Let’s zoom in on the code in the .map() section:
Let’s go line by line again:
let mut row: Vec<Option<f32>> = vec![];
We start by allocating a Vector which we’ll need to be mutable so that we can add items to it. The vec![] macro returns an empty Vector.
for col in col_nums.iter() {
This is syntax that will likely be familiar to a lot of you. It loops through the col_nums, allowing us to run operations on each value.
let val = record[*col].to_string();
Each record is essentially a Vector of column values. We simply index into the record using the column_number we got earlier. We then convert it to a string. There’s probably a performance optimization here to convert directly into an f32, but with Rust, it’s often unneccessary.

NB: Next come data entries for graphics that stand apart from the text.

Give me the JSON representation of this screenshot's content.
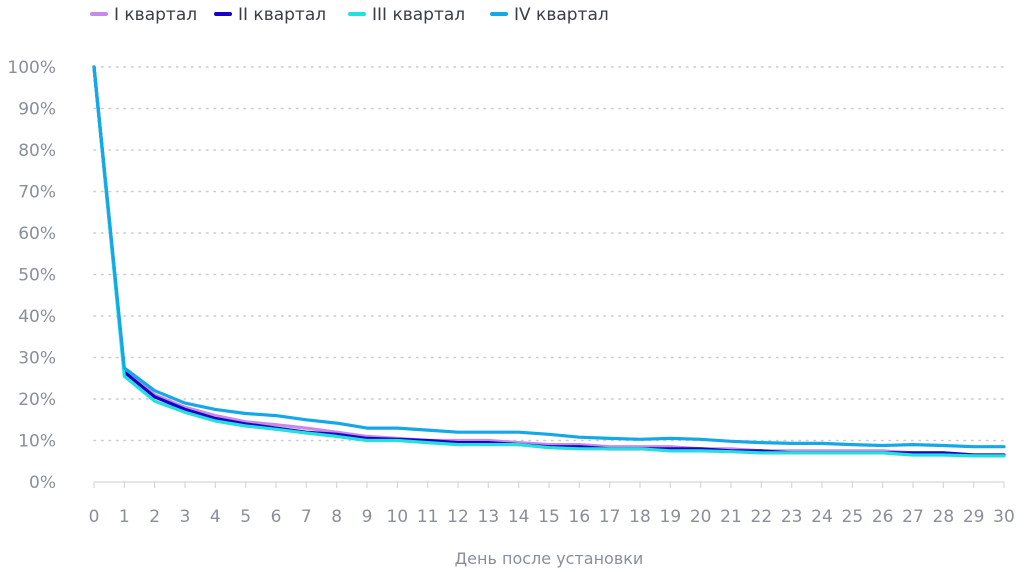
{
  "chart_data": {
    "type": "line",
    "title": "",
    "xlabel": "День после установки",
    "ylabel": "",
    "x": [
      0,
      1,
      2,
      3,
      4,
      5,
      6,
      7,
      8,
      9,
      10,
      11,
      12,
      13,
      14,
      15,
      16,
      17,
      18,
      19,
      20,
      21,
      22,
      23,
      24,
      25,
      26,
      27,
      28,
      29,
      30
    ],
    "ylim": [
      0,
      100
    ],
    "y_ticks": [
      "0%",
      "10%",
      "20%",
      "30%",
      "40%",
      "50%",
      "60%",
      "70%",
      "80%",
      "90%",
      "100%"
    ],
    "grid": true,
    "legend": "top-left",
    "series": [
      {
        "name": "I квартал",
        "color": "#c88ae8",
        "values": [
          100,
          27,
          21,
          18,
          16,
          14.5,
          13.8,
          13,
          12,
          11,
          10.5,
          10,
          10,
          10,
          9.5,
          9,
          9,
          8.5,
          8.5,
          8.5,
          8,
          8,
          7.5,
          7.5,
          7.5,
          7.5,
          7.5,
          7,
          7,
          6.5,
          6.5
        ]
      },
      {
        "name": "II квартал",
        "color": "#1a00c8",
        "values": [
          100,
          26.5,
          20.5,
          17.5,
          15.3,
          14,
          13,
          12,
          11.5,
          10.5,
          10.3,
          10,
          9.5,
          9.5,
          9,
          8.5,
          8.5,
          8,
          8,
          8,
          8,
          7.5,
          7.5,
          7,
          7,
          7,
          7,
          7,
          7,
          6.5,
          6.5
        ]
      },
      {
        "name": "III квартал",
        "color": "#22e0dc",
        "values": [
          100,
          25.5,
          19.5,
          16.8,
          14.7,
          13.5,
          12.7,
          11.8,
          11,
          10,
          10,
          9.5,
          9,
          9,
          9,
          8.3,
          8,
          8,
          8,
          7.5,
          7.5,
          7.3,
          7,
          7,
          7,
          7,
          7,
          6.5,
          6.5,
          6.3,
          6.3
        ]
      },
      {
        "name": "IV квартал",
        "color": "#14a8e8",
        "values": [
          100,
          27.5,
          22,
          19,
          17.5,
          16.5,
          16,
          15,
          14.2,
          13,
          13,
          12.5,
          12,
          12,
          12,
          11.5,
          10.8,
          10.5,
          10.3,
          10.5,
          10.3,
          9.8,
          9.5,
          9.3,
          9.3,
          9,
          8.8,
          9,
          8.8,
          8.5,
          8.5
        ]
      }
    ]
  }
}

let val = val.replace(",", "");
Here we alias the val variable, essentially replacing the old version with this version. This is the Rusty way of doing things. Val starts as a String, but we’re going to change the type to an Option<f32>, so we need to explicitly specify how we are changing it at every step.
let val = if val.is_empty() {None} else {
Here we check if the val String is empty, if it is, we want it to have a None value, which is what an Option<T> will return if it is Null. Option<T> is how we express a generic Option. Don’t worry about what that means right now, but the terminology will be relevant later.
match val.parse::<f32>() {
Ok(v) => Some(v),
_ => None,
}
Now that we have the value, were going to use the amazing match statement in Rust. I’ll have a lot more to say about match, but for now, you can think of it like a Case or Switch statement, with the caveat that you must give the match statement all the possible situations it can encounter. In this case, if our attempt to parse the value as an f32 didn’t return an error, we then return Some(v), which is how an Option<T> will return a value if it has Some value in it, as opposed to None.
_ => None,
This means “ELSE Return None”. The underscore means “anything else”.
row.push(val);
Push the Option<32> into our row Vector. This should be analogous to push operations in most languages.
}
row
Implictly return the row vector
.collect()
Collect the row vectors into another vector and then implictly return that.
Conclusion
That was much longer than I expected it to be when I sat down to write this. I thought I would be able to fit the entire code-base into one article, but after the first section I realized there was no way that was ever going to happen. I hope this will help you understand Rust code a little bit more. In Part 2, we’ll discuss how we take the raw data and convert it into a useable data set we can use for building models.